Once the students know the difference between the two types of sources, use the sorting cards to help them review what they have learned. There are four sets of cards, with eight cards in each set. Each set focuses on a specific person or time period in history – George Washington, the Pilgrims, the Jamestown settlement, and Abraham Lincoln – and contains descriptions of four primary sources and four secondary sources. (While these cards may relate to topics that your students have not studied, none of the cards require anything other than a general familiarity on the part of your students.)
Copy and cut the cards out along the lines, and place each set in its own envelope. Give each student, pair, or group a set of cards and a sorting mat and have them work together to sort the cards. Then, give out the answer keys so they can check the placement of their cards. The kids then put their cards back together, mix them up so they are in random order, and put them back in their original envelope. You then rotate the envelopes so each group has a new set of cards to sort (A passing to B, B to C, etc.). Once done, your kids will have examined all four sets of primary/secondary source cards!
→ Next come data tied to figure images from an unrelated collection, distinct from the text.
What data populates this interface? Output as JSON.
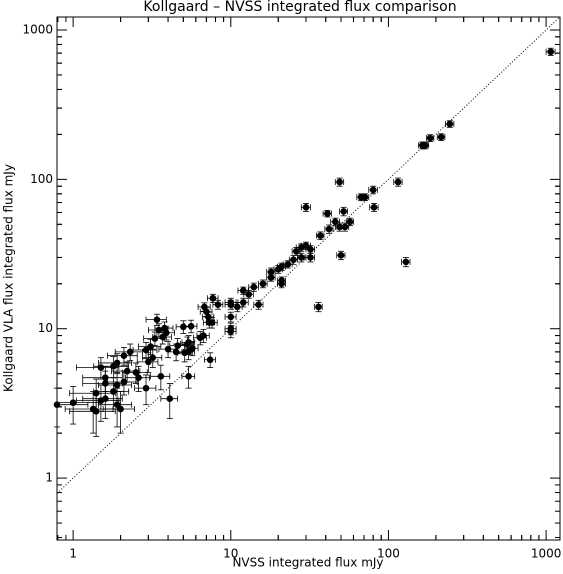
{
  "chart_data": {
    "type": "scatter",
    "title": "Kollgaard – NVSS integrated flux comparison",
    "x_label": "NVSS integrated flux mJy",
    "y_label": "Kollgaard VLA flux integrated flux mJy",
    "log_x": true,
    "log_y": true,
    "xlim": [
      0.79,
      1225
    ],
    "ylim": [
      0.385,
      1222
    ],
    "xticks": [
      1,
      10,
      100,
      1000
    ],
    "yticks": [
      1,
      10,
      100,
      1000
    ],
    "minor_ticks": true,
    "identity_line": true,
    "series": [
      {
        "color": "#000000",
        "x": [
          1070,
          245,
          184,
          216,
          171,
          164,
          115,
          129,
          49,
          80,
          71,
          67,
          81,
          30,
          52,
          41,
          46,
          57,
          49,
          53,
          42,
          37,
          50,
          36,
          30,
          32,
          28,
          26,
          28,
          32,
          25,
          23,
          21,
          20,
          18,
          18,
          21,
          21,
          16,
          14,
          12,
          13,
          12,
          15,
          11,
          10,
          10,
          10,
          10,
          10,
          7.7,
          6.8,
          7,
          7.2,
          7.3,
          7.6,
          7.4,
          6.7,
          8.3,
          6.4,
          5.7,
          5.4,
          5.3,
          5.4,
          5.6,
          5,
          4.6,
          4.5,
          5.1,
          5.4,
          4,
          3.9,
          3.8,
          3.7,
          3.4,
          3.5,
          3.3,
          3.1,
          2.9,
          2.3,
          2.5,
          2.1,
          2.2,
          2.1,
          1.9,
          1.8,
          1.5,
          1.6,
          1.6,
          1.6,
          1.5,
          1.8,
          1.9,
          2,
          2.6,
          2.9,
          3,
          3.2,
          3.6,
          4.1,
          1.34,
          1.4,
          1.4,
          1.0,
          0.79,
          1.9
        ],
        "y": [
          715,
          235,
          189,
          192,
          169,
          169,
          96,
          28,
          96,
          85,
          76,
          76,
          65,
          65,
          61,
          59,
          52,
          52,
          48,
          48,
          46.5,
          42,
          31,
          14,
          36,
          34,
          35,
          33,
          30,
          30,
          29,
          27,
          26,
          25,
          24,
          22,
          20,
          21,
          20,
          19,
          18,
          17,
          15,
          14.5,
          14,
          15,
          14.5,
          12,
          10,
          9.6,
          16,
          14,
          13,
          12,
          11,
          11,
          6.2,
          9,
          14.5,
          8.7,
          7.4,
          8.1,
          7.9,
          7,
          10.4,
          10.3,
          7.7,
          7,
          6.9,
          4.8,
          7.3,
          9.4,
          10.1,
          8.8,
          11.5,
          9.8,
          8.6,
          7.6,
          7.2,
          7,
          5.1,
          6.6,
          5.2,
          4.4,
          5.9,
          5.6,
          5.5,
          4.7,
          4.3,
          3.4,
          3.3,
          3.8,
          3.1,
          2.9,
          4.7,
          4,
          6,
          6.4,
          4.8,
          3.4,
          2.9,
          2.8,
          3.7,
          3.2,
          3.1,
          4.2
        ],
        "xerr": [
          70,
          15,
          10,
          12,
          9,
          9,
          7,
          8,
          3,
          5,
          4,
          4,
          5,
          2,
          3,
          2.5,
          3,
          3,
          3,
          3,
          2.5,
          2,
          3,
          2,
          2,
          2,
          2,
          1.5,
          1.5,
          2,
          1.5,
          1.5,
          1.2,
          1.2,
          1.1,
          1.1,
          1.2,
          1.2,
          1,
          1,
          0.9,
          0.9,
          0.9,
          1,
          0.8,
          0.8,
          0.8,
          0.8,
          0.8,
          0.8,
          0.6,
          0.6,
          0.6,
          0.6,
          0.6,
          0.6,
          0.6,
          0.6,
          0.6,
          0.6,
          0.5,
          0.5,
          0.5,
          0.5,
          0.5,
          0.5,
          0.5,
          0.5,
          0.5,
          0.5,
          0.5,
          0.5,
          0.5,
          0.5,
          0.5,
          0.5,
          0.5,
          0.5,
          0.5,
          0.45,
          0.45,
          0.45,
          0.45,
          0.45,
          0.45,
          0.45,
          0.45,
          0.45,
          0.45,
          0.45,
          0.45,
          0.45,
          0.45,
          0.45,
          0.45,
          0.45,
          0.45,
          0.45,
          0.5,
          0.5,
          0.45,
          0.45,
          0.45,
          0.45,
          0.45,
          0.45
        ],
        "yerr": [
          40,
          12,
          10,
          10,
          9,
          9,
          6,
          2,
          6,
          5,
          4,
          4,
          4,
          4,
          4,
          3,
          3,
          3,
          3,
          3,
          3,
          2.5,
          2,
          1,
          2,
          2,
          2,
          2,
          2,
          2,
          2,
          1.5,
          1.5,
          1.5,
          1.5,
          1.2,
          1.2,
          1.2,
          1.2,
          1.2,
          1,
          1,
          1,
          1,
          1,
          1,
          1,
          0.9,
          0.9,
          0.9,
          1,
          0.9,
          0.9,
          0.9,
          0.9,
          0.9,
          0.7,
          0.9,
          1,
          0.9,
          0.8,
          0.9,
          0.9,
          0.8,
          1,
          1,
          0.9,
          0.9,
          0.9,
          0.8,
          0.9,
          1,
          1,
          0.9,
          1,
          1,
          0.9,
          0.9,
          0.9,
          0.9,
          0.8,
          0.9,
          0.8,
          0.8,
          0.9,
          0.9,
          0.9,
          0.9,
          0.9,
          0.9,
          0.9,
          0.9,
          0.9,
          0.9,
          0.9,
          0.9,
          0.9,
          0.9,
          0.9,
          0.9,
          0.9,
          0.9,
          0.9,
          0.9,
          0.9,
          0.9
        ]
      }
    ]
  }
}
As an alternative to the sort, you can have your students explore with the same primary and secondary sources by playing Scoot. Included in this set are numbered cards designed for playing Scoot. The cards have the same descriptions as the sorting cards, but are numbered to correlate with the Scoot recording sheet. To play Scoot, give each child a recording sheet, and place a numbered Scoot card on each desk. [There are 32 cards to accommodate classes up to 32, but you can use less depending on the number of students in your class.] Each student reads his or her card, decide if the described source is primary or secondary, and then writes the word primary or secondary in the box whose number matches the number on the card. Then, students “scoot” over to the next numbered card, repeating the process of reading, recording, and scooting until they have examined all the cards. Once done, display the answer key to review the cards and have students check their work.
Wrap it all up by checking your students’ understanding with the Martin Luther King, Jr. writing activity. Students will read four descriptions of sources that could be used to research the life and contributions of Dr. Martin Luther King, Jr., identify whether each description tells about if a primary or secondary source, and explain how they know.
I designed these activities for my own fourth grade class as I found many primary/secondary source activities to be geared towards middle and high schoolers and, as such, somewhat inaccessible for the range of readers in my elementary classroom. I wanted to be able to give my kids an understanding of an important informational literacy concept in a way that would be relatable and engaging. I hope that these resources are as useful to you and your students as they were for mine!